Ethiopia is Africa’s second-most-populous nation and one of the continent’s fastest-growing economies, with a livestock market valued at $870 million in 2025 and projected to approach $1 billion by 2034. The country has historically been a meat exporter, particularly of goat and sheep carcasses to the Middle East, but its domestic protein demand is rising rapidly with urbanization and income growth. For Brazilian exporters, the Ethiopian opening represents a foothold in a region where protein consumption per capita remains well below global averages — and where growth potential is measured in decades, not quarters.

130 Million New Customers: Ethiopia Authorizes Brazilian Meat Imports. (Photo Internet reproduction)
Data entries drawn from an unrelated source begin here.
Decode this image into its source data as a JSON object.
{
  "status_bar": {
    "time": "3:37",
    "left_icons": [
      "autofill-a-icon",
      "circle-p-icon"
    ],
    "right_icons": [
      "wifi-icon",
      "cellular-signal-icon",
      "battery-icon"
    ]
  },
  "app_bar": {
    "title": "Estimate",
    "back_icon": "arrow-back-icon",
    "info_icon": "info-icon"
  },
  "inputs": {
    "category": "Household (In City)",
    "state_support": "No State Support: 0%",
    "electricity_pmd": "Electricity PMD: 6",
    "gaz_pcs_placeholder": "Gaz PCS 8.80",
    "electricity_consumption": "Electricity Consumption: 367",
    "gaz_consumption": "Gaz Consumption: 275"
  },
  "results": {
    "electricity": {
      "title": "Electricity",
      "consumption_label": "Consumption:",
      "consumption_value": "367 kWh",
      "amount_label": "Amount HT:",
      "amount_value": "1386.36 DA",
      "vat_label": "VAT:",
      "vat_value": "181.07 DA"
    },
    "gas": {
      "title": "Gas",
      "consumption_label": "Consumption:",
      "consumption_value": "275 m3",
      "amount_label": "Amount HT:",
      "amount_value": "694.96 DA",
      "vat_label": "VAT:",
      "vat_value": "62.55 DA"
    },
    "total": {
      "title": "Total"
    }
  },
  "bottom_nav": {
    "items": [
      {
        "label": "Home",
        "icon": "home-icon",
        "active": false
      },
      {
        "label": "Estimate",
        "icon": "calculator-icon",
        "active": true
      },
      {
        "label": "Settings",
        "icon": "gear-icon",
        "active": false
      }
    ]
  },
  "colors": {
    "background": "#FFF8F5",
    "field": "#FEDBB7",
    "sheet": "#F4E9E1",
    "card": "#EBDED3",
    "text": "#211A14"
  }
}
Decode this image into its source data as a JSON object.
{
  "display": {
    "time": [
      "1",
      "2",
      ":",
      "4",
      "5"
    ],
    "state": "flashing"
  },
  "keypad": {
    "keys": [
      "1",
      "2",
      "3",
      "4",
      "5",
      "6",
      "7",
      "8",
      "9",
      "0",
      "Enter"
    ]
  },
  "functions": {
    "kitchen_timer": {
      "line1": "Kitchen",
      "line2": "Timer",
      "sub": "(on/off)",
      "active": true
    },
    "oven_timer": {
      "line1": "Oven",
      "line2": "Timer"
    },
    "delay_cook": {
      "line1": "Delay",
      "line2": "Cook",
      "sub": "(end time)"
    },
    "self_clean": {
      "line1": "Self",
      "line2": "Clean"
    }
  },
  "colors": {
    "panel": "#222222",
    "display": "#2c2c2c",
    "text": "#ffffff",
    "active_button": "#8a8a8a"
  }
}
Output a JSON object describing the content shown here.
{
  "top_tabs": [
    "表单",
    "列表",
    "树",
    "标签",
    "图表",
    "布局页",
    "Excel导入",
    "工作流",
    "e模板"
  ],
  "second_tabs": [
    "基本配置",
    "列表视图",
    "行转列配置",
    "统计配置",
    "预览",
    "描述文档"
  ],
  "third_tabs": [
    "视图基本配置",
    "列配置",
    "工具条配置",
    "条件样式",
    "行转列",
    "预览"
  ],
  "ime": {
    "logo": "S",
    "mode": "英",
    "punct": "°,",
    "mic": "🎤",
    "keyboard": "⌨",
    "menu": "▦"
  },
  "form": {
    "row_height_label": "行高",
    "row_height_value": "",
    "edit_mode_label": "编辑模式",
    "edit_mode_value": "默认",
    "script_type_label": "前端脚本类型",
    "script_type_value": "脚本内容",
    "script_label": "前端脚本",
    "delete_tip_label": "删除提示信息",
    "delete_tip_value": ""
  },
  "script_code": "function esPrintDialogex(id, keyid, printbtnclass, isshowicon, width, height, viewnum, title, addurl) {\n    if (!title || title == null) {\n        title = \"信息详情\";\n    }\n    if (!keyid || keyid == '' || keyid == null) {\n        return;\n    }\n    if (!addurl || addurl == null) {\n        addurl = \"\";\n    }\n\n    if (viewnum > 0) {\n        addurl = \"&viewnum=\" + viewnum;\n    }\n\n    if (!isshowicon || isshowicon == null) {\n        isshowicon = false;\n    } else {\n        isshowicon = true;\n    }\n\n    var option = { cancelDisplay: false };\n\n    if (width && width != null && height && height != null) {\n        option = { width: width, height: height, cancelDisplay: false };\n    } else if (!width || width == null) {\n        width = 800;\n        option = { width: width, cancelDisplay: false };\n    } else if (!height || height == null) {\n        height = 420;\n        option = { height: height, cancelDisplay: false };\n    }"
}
The timing aligns with Brazil’s broader push to diversify away from its dependence on China, which absorbed 48% of the country’s record $18 billion in beef exports in 2025. While China remains the dominant buyer at 1.68 million metric tons, Rabobank projects Brazilian beef exports will hit a new record of 4.4 million metric tons in 2026 despite a 5–6% production decline — driven by strong global demand, a weak real, and reduced competition from other suppliers. Africa is the logical next frontier: the continent’s population will double to 2.5 billion by 2050, and protein imports are forecast to grow faster than any other region.

The Market-Opening Machine

Brazil’s Agriculture Ministry has turned sanitary market access into a systematic industrial policy. The 500-plus openings since 2023 span dozens of countries and product categories, from beef and poultry to dairy, genetics, and processed foods. The approach is bilateral and technical rather than multilateral — negotiating country by country, product by product, through veterinary inspections and phytosanitary certifications that can take years to complete. The Ethiopia deal is a product of that pipeline.

For André de Paula, who replaced Carlos Fávaro as agriculture minister last week as part of Lula’s pre-election cabinet reshuffle, Ethiopia is a quick early win. But the real test will be whether the ministry can maintain the pace of openings through an election year while simultaneously managing the complications of the Hormuz oil crisis — which is raising fertilizer costs across the region — and the ongoing US tariff negotiations that determine access to Brazil’s second-largest export market. With diesel prices elevated and the cattle cycle beginning to turn, every new market that absorbs Brazilian protein at international prices matters more than usual.